Rio de Janeiro, Brazil
Thomson Reuters Foundation

The government of Brazil’s Rio de Janeiro state has expanded an unpaid work scheme for prisoners that human rights experts have denounced as illegal, official documents obtained exclusively by the Thomson Reuters Foundation show.

Brazil’s penal system has long relied on cheap prison labour to maintain its facilities, with inmates cooking, cleaning and maintaining quarters.

Rio prison

Inmates exercise during a class by the Arte de Viver (Art of Living) NGO, at Evaristo de Moraes prison in Rio de Janeiro on 12th November, 2012. PICTURE: REUTERS/Ricardo Moraes

By law, inmates must be paid to work, but last year Rio’s government created a new category of “volunteer labour” whereby inmates receive only reduced sentences.

The programme was framed as an emergency measure to keep the prisons working after Rio’s cash strapped government ran out of money to pay inmates, and was supposed to end in January.
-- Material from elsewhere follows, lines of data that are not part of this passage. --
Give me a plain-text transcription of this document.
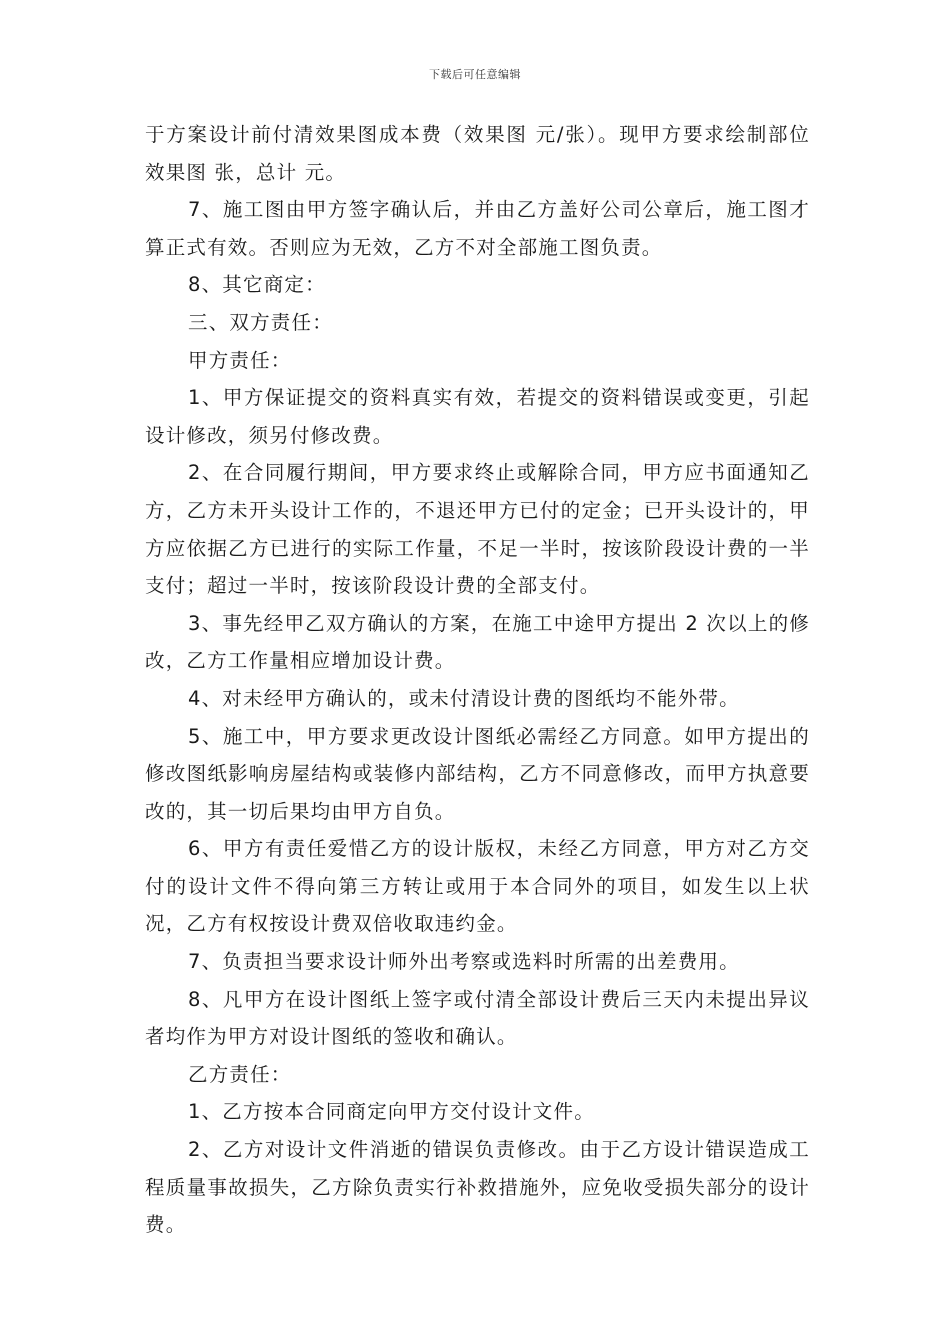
下载后可任意编辑

于方案设计前付清效果图成本费（效果图 元/张）。现甲方要求绘制部位效果图 张，总计 元。

7、施工图由甲方签字确认后，并由乙方盖好公司公章后，施工图才算正式有效。否则应为无效，乙方不对全部施工图负责。

8、其它商定：

三、双方责任：

甲方责任：

1、甲方保证提交的资料真实有效，若提交的资料错误或变更，引起设计修改，须另付修改费。

2、在合同履行期间，甲方要求终止或解除合同，甲方应书面通知乙方，乙方未开头设计工作的，不退还甲方已付的定金；已开头设计的，甲方应依据乙方已进行的实际工作量，不足一半时，按该阶段设计费的一半支付；超过一半时，按该阶段设计费的全部支付。

3、事先经甲乙双方确认的方案，在施工中途甲方提出 2 次以上的修改，乙方工作量相应增加设计费。

4、对未经甲方确认的，或未付清设计费的图纸均不能外带。

5、施工中，甲方要求更改设计图纸必需经乙方同意。如甲方提出的修改图纸影响房屋结构或装修内部结构，乙方不同意修改，而甲方执意要改的，其一切后果均由甲方自负。

6、甲方有责任爱惜乙方的设计版权，未经乙方同意，甲方对乙方交付的设计文件不得向第三方转让或用于本合同外的项目，如发生以上状况，乙方有权按设计费双倍收取违约金。

7、负责担当要求设计师外出考察或选料时所需的出差费用。

8、凡甲方在设计图纸上签字或付清全部设计费后三天内未提出异议者均作为甲方对设计图纸的签收和确认。

乙方责任：

1、乙方按本合同商定向甲方交付设计文件。

2、乙方对设计文件消逝的错误负责修改。由于乙方设计错误造成工程质量事故损失，乙方除负责实行补救措施外，应免收受损失部分的设计费。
But it was extended for 180 days on 25th February, and then expanded.

Documents obtained using Brazil’s Access of Information Law show the state’s Secretariat for Prison Administration created 749 new spots for unpaid workers in April, bringing the total to 1,990 to meet rising demand for labour in prisons.

Seap did not respond to a request for comment on the scheme’s expansion.
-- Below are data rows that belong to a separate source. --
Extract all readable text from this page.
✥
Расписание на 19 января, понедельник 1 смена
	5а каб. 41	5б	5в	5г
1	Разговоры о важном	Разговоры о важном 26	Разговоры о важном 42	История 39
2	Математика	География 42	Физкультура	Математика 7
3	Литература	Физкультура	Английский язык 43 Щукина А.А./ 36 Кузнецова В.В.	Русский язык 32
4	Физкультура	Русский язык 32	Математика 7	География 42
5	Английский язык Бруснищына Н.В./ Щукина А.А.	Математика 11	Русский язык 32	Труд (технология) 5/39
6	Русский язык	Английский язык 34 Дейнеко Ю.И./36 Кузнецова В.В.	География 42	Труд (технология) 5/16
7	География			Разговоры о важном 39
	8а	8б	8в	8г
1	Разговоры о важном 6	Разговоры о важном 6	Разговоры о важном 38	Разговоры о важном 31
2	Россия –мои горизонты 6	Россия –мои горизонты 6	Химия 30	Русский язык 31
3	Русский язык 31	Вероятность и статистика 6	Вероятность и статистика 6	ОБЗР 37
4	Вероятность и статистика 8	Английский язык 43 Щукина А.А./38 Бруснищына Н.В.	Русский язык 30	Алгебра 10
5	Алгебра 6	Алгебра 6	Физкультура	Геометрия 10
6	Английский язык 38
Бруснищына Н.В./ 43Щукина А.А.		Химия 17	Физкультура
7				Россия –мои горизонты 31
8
Denying inmates payment for work contravenes United Nations guidelines on how to treat prisoners and human rights experts have said Rio was effectively forcing inmates into modern slavery. 
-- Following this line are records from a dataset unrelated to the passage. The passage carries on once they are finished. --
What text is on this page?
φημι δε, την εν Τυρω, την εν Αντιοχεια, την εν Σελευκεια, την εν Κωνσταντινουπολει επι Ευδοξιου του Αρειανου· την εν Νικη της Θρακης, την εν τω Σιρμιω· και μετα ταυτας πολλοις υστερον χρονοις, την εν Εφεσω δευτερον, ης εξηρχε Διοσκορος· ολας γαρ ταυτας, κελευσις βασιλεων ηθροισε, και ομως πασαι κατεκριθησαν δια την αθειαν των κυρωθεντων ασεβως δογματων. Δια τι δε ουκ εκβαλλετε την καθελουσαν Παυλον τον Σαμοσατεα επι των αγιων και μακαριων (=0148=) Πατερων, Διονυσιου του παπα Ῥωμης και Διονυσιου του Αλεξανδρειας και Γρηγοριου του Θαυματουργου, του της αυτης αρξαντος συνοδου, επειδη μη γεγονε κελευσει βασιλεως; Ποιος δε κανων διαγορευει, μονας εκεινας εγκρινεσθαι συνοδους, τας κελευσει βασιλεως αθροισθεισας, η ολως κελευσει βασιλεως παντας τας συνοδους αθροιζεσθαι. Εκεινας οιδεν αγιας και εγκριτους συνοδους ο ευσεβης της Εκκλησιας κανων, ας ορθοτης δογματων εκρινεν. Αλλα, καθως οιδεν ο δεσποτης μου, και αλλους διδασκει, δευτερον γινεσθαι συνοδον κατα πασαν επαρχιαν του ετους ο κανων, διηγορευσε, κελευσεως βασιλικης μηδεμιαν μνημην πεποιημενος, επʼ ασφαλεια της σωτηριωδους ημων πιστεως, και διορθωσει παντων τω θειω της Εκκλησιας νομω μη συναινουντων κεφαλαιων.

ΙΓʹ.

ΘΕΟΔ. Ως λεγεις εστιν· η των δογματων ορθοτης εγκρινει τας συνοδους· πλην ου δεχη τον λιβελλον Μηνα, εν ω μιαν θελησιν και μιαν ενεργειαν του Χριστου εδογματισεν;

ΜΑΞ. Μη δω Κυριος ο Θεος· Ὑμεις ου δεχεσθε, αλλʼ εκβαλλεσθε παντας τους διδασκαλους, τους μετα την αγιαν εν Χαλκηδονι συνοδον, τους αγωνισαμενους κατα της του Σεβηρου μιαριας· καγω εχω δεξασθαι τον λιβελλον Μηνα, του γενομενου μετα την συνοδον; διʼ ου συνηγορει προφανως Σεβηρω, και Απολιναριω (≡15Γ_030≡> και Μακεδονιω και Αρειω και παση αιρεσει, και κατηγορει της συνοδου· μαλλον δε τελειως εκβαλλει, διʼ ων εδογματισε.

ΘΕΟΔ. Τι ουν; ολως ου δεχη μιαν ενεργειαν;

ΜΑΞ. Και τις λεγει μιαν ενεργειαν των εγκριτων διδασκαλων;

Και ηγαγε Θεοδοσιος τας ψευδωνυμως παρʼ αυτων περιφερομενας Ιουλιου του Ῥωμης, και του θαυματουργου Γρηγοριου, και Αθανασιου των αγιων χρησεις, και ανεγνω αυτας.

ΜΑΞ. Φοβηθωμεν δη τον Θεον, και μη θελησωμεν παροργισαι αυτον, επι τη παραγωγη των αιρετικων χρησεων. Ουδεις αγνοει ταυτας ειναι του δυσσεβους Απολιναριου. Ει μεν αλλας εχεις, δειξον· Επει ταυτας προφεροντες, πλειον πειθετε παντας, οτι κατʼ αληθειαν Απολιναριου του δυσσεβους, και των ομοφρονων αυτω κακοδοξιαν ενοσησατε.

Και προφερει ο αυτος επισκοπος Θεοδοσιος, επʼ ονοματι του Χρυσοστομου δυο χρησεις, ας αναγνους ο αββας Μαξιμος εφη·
Working prisoners normally receive 75 per cent of the minimum wage – about 748 reals ($US194) a month – and have their sentences reduced by one day for every three days of work. 

Labour prosecutor Guadalupe Couto, who specializes in slavery cases, said a working group of three prosecutors would be established to investigate the legality of the program.

Rio public defender Marlon Barcellos said it was a violation of prisoners’ collective rights to offer them only unpaid work.

Barcellos, the Public Defender’s Office’s coordinator for matters relating to the prison system, said he had not been formally notified of the expansion, but would study the matter. 

“It is an act violating collective rights,” he said.

The State Mechanism for the Prevention and Fight Against Torture, an independent body created to document human rights violations in detention centres, urged Rio’s government to resume payment for inmates.

“It’s fundamental that the access to reduced sentences be granted to all people imprisoned in Rio,” it said in a statement. 

“However, it is equally important that there is a plan so that the rights enshrined in the law for the work of prisoners go back to being implemented in the state at its fullest.”